During the proceedings, the Tribunal meticulously sifted through the arguments presented by both parties. The crux of the appellant’s argument centered on the dissolution of the partnership firm on 06.05.2015, questioning the legality of assessing the interest income in the firm’s hands post-dissolution. Conversely, the Department’s stance was buttressed by the finding that the interest income continued to be received in the name of the firm, with no concrete evidence to demonstrate the dissolution’s notification to the relevant authorities or the discontinuation of the firm’s fixed deposit accounts.

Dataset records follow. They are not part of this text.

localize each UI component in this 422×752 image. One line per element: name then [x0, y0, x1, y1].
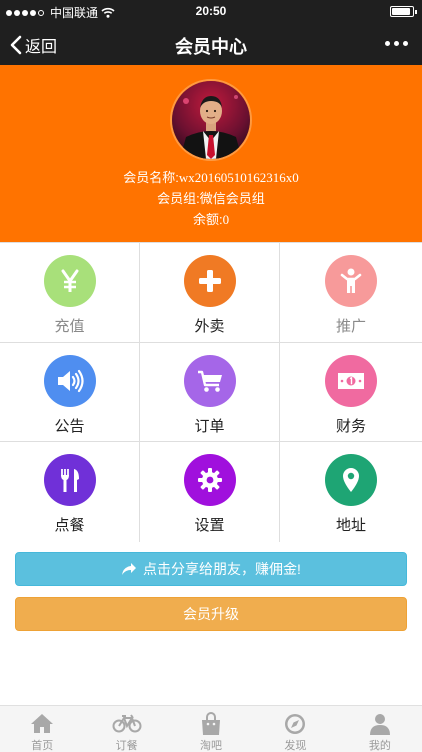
menu-item-dine[interactable]: 点餐: [0, 442, 140, 542]
menu-label: 设置: [194, 517, 225, 534]
bicycle-icon: [112, 714, 142, 733]
menu-label: 点餐: [54, 517, 85, 534]
menu-label: 充值: [54, 318, 85, 335]
tab-label: 首页: [31, 740, 54, 752]
menu-label: 推广: [335, 318, 366, 335]
tab-label: 淘吧: [200, 740, 223, 752]
member-info: 会员名称:wx20160510162316x0 会员组:微信会员组 余额:0: [0, 167, 422, 230]
member-group-value: 微信会员组: [199, 191, 265, 206]
status-bar: 中国联通 20:50: [0, 0, 422, 22]
balance-value: 0: [222, 212, 230, 227]
member-name-value: wx20160510162316x0: [178, 170, 299, 185]
nav-bar: 返回 会员中心: [0, 22, 422, 65]
back-button[interactable]: 返回: [10, 33, 57, 57]
tab-label: 发现: [284, 740, 307, 752]
more-dot-icon: [394, 41, 399, 46]
menu-item-orders[interactable]: 订单: [140, 343, 280, 442]
gear-icon: [183, 454, 236, 506]
upgrade-button-label: 会员升级: [183, 606, 239, 622]
menu-item-takeout[interactable]: 外卖: [140, 243, 280, 343]
member-group-label: 会员组:: [157, 191, 200, 206]
page-title: 会员中心: [175, 37, 247, 57]
profile-header: 会员名称:wx20160510162316x0 会员组:微信会员组 余额:0: [0, 65, 422, 242]
upgrade-button[interactable]: 会员升级: [15, 597, 407, 631]
tab-label: 订餐: [115, 740, 138, 752]
member-group-row: 会员组:微信会员组: [0, 188, 422, 209]
menu-item-promote[interactable]: 推广: [280, 243, 422, 343]
tab-discover[interactable]: 发现: [253, 706, 337, 752]
user-icon: [369, 714, 390, 735]
menu-grid: 充值 外卖 推广 公告 订单 财务 点餐 设置 地址: [0, 242, 422, 542]
map-marker-icon: [325, 454, 377, 506]
bottom-tab-bar: 首页 订餐 淘吧 发现 我的: [0, 705, 422, 752]
cart-icon: [183, 355, 236, 407]
menu-label: 地址: [335, 517, 366, 534]
tab-mine[interactable]: 我的: [338, 706, 422, 752]
menu-label: 财务: [335, 418, 366, 435]
menu-item-finance[interactable]: 财务: [280, 343, 422, 442]
tab-order-meal[interactable]: 订餐: [84, 706, 168, 752]
member-name-label: 会员名称:: [123, 170, 179, 185]
compass-icon: [285, 714, 306, 734]
home-icon: [31, 714, 54, 733]
child-icon: [325, 255, 377, 307]
share-icon: [122, 563, 137, 575]
menu-item-notice[interactable]: 公告: [0, 343, 140, 442]
avatar[interactable]: [170, 79, 252, 161]
shopping-bag-icon: [202, 712, 221, 735]
tab-taoba[interactable]: 淘吧: [169, 706, 253, 752]
money-icon: [325, 355, 377, 407]
cutlery-icon: [43, 454, 96, 506]
more-menu-button[interactable]: [385, 35, 408, 52]
yen-icon: [43, 255, 96, 307]
menu-label: 公告: [54, 418, 85, 435]
plus-icon: [183, 255, 236, 307]
balance-label: 余额:: [192, 212, 223, 227]
share-button[interactable]: 点击分享给朋友，赚佣金!: [15, 552, 407, 586]
tab-home[interactable]: 首页: [0, 706, 84, 752]
clock: 20:50: [195, 4, 227, 18]
more-dot-icon: [385, 41, 390, 46]
share-button-label: 点击分享给朋友，赚佣金!: [143, 561, 301, 577]
balance-row: 余额:0: [0, 209, 422, 230]
volume-icon: [43, 355, 96, 407]
member-name-row: 会员名称:wx20160510162316x0: [0, 167, 422, 188]
more-dot-icon: [403, 41, 408, 46]
menu-item-settings[interactable]: 设置: [140, 442, 280, 542]
menu-item-recharge[interactable]: 充值: [0, 243, 140, 343]
chevron-left-icon: [10, 35, 22, 55]
menu-item-address[interactable]: 地址: [280, 442, 422, 542]
menu-label: 外卖: [194, 318, 225, 335]
menu-label: 订单: [194, 418, 225, 435]
battery-icon: [390, 6, 417, 17]
back-label: 返回: [25, 39, 58, 56]
tab-label: 我的: [368, 740, 391, 752]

Furthermore, a significant point of contention was the appellant’s failure to file the original return for AY 2016-17, triggering the application of sections 132 and 153A of the Income Tax Act, 1961. This led to a broader examination of the appellant’s entire income for the AY 2016-17 as undisclosed income owing to the non-filing of the return.
The Tribunal’s analysis extended to judicial precedents and statutory provisions, eventually concluding that the firm’s dissolution did not exempt it from tax liabilities accruing due to interest income. Moreover, the appellant’s plea concerning the jurisdiction over the assessment year as an unabated year was also dismissed, aligning with the principles laid out in the landmark judgment of CIT vs. Kabul Chawla.
Ultimately, the Tribunal dismissed the appeal, upholding the additions made by the AO. It highlighted the absence of any contravention of natural justice principles, dismissing the appellant’s grounds challenging the assessment and procedural violations.
The verdict reinforces the doctrine that the dissolution of a firm does not per se nullify its tax obligations for operations carried out and income generated till the date of dissolution. This case serves as a pivotal reference point for similar disputes involving the interpretation of income tax liabilities of dissolved entities.